Павел Евграфович сидел на кровати, молчал, думал.
— А вы, Анатолий Захарович, случайно, не игрок?
—
И он стремительно вдруг исчез. Павел Евграфович зачем-то поплелся к Полине. Было черно, как ночью, звезды едва мерцали сквозь мглу. Каждый день временами дымная мгла. Зачем к Полине? Что можно сказать, если дело худо? Полинин муж Колька умер много лет назад, она была еще молодая, лет пятидесяти, могла устроить свою жизнь, но не захотела. Галя ей советовала устроить. Причем немедля, терять время было нельзя. Наметила ей одного знакомого, врача по детским болезням. Полина отказалась. Дело вот в чем: люди, подобные Мигулину, однолюбы. Они могут любить что-нибудь одно: одну женщину, одну идею, одну революцию. Когда возникает выбор, когда начинают тянуть в разные стороны и почва колышется, необходима гибкость, такие люди ломаются. Разве Мигулин мог не полюбить ее! Объявили приговор — к расстрелу, всех командиров к расстрелу, — выслушали спокойно, только кто-то один, кажется, командир комендантской сотни, потерял сознание, упал. Мигулин не пошевелился во время суматохи, смотрел презрительно, как упавшего поднимают. Вдруг Ася из зала: «Сережа! Я с тобой!» И такой живой, пронзительный, могучий и воспламеняющий крик, что Мигулин в одно мгновение из окаменевшего серого старика превратился в счастливого человека: улыбался, глаза сверкали, он что-то шептал, кивал… Когда я вернулся на другой день с охоты — это было как глоток воды, я бы умер от нервного истощения! — Ася встретила меня у калитки дома. Сказала, что пробыла всю ночь у тюрьмы. Смотрела с ужасом. «Ты ходил на охоту?!» Я ходил, ходил, я ходил на охоту, ничего изменить нельзя, я ходил на охоту, потому что не мог видеть, не мог разговаривать… Оставалось тридцать два часа до исполнения приговора… Она закричала: «Ты ничего не знаешь! Послана телеграмма в Москву с ходатайством о помиловании!» Я ничего не знал. Знал только, что в последний день суда пришла телеграмма Реввоенсовета Республики с просьбой учесть поведение Мигулина на суде и вынести мягкий приговор. А ведь Мигулин закончил последнее слово так: «Видите, моя жизнь была крест, и, если нужно нести его на Голгофу, я понесу. И хотите верьте, хотите нет, я крикну: „Да здравствует социальная революция! Да здравствуют коммуна и коммунисты!“» Но телеграмма Реввоенсовета опоздала — приговор вынесен. Однако Янсон тем же вечером отправил телеграмму во ВЦИК с просьбой амнистировать Мигулина и мигулинцев… Вот этого я не знал… И, конечно, не знал, что поздно ночью пришел ответ из ВЦИКа…

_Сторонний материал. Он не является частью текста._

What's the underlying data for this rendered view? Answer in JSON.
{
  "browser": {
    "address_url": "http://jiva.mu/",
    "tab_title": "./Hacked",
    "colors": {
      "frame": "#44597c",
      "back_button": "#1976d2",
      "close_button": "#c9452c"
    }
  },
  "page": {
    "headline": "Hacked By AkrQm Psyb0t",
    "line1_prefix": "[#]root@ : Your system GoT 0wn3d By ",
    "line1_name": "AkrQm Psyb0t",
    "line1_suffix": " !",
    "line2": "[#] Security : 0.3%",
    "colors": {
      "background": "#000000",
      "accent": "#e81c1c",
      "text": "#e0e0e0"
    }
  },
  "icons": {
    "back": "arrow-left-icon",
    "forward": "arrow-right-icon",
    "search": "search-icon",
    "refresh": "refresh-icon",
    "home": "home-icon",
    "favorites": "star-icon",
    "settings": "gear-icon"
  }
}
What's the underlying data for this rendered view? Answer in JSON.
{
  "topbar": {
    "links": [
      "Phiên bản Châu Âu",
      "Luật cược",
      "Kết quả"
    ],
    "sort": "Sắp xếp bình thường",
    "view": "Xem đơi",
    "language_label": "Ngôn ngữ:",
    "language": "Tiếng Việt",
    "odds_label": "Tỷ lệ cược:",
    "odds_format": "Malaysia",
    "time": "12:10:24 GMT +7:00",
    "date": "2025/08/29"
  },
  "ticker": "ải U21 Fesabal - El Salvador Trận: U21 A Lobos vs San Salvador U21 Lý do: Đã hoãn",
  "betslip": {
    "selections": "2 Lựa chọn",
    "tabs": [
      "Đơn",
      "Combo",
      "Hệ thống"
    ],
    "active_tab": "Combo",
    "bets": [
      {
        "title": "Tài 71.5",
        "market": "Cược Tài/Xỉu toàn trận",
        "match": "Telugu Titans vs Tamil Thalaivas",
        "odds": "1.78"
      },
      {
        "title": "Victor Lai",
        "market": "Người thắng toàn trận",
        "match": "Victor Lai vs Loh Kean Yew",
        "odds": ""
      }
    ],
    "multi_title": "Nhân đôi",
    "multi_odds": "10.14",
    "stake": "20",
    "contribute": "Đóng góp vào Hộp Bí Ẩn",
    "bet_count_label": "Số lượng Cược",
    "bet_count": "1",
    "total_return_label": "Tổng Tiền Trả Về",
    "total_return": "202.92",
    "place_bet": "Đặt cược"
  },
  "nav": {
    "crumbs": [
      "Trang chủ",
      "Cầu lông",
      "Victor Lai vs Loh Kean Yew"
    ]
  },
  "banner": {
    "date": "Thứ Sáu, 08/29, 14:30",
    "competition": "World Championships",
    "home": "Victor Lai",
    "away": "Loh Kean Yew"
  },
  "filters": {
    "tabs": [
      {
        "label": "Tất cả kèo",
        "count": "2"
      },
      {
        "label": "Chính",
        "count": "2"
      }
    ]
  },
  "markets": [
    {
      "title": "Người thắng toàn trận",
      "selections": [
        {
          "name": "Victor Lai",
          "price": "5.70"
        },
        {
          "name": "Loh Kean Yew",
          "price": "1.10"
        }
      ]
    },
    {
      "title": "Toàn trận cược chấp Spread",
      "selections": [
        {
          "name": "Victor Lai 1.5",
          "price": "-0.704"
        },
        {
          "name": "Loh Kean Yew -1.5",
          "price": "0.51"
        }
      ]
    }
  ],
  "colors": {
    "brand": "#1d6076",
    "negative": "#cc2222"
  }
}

Павел Евграфович для чего-то взял со стола папку со стенограммой. Шел в потемках через кусты к домику Полины и по дороге вдруг заметил: в руке-то папка! А зачем? Для чего ее к Полине тащить? Совсем старый спятил. Не помнит, что творит…
— Я к тебе в гости направился, — сказал Павел Евграфович, — и для какого-то черта папку с собой забрал… — И он в сердцах шлепнул папку на стол.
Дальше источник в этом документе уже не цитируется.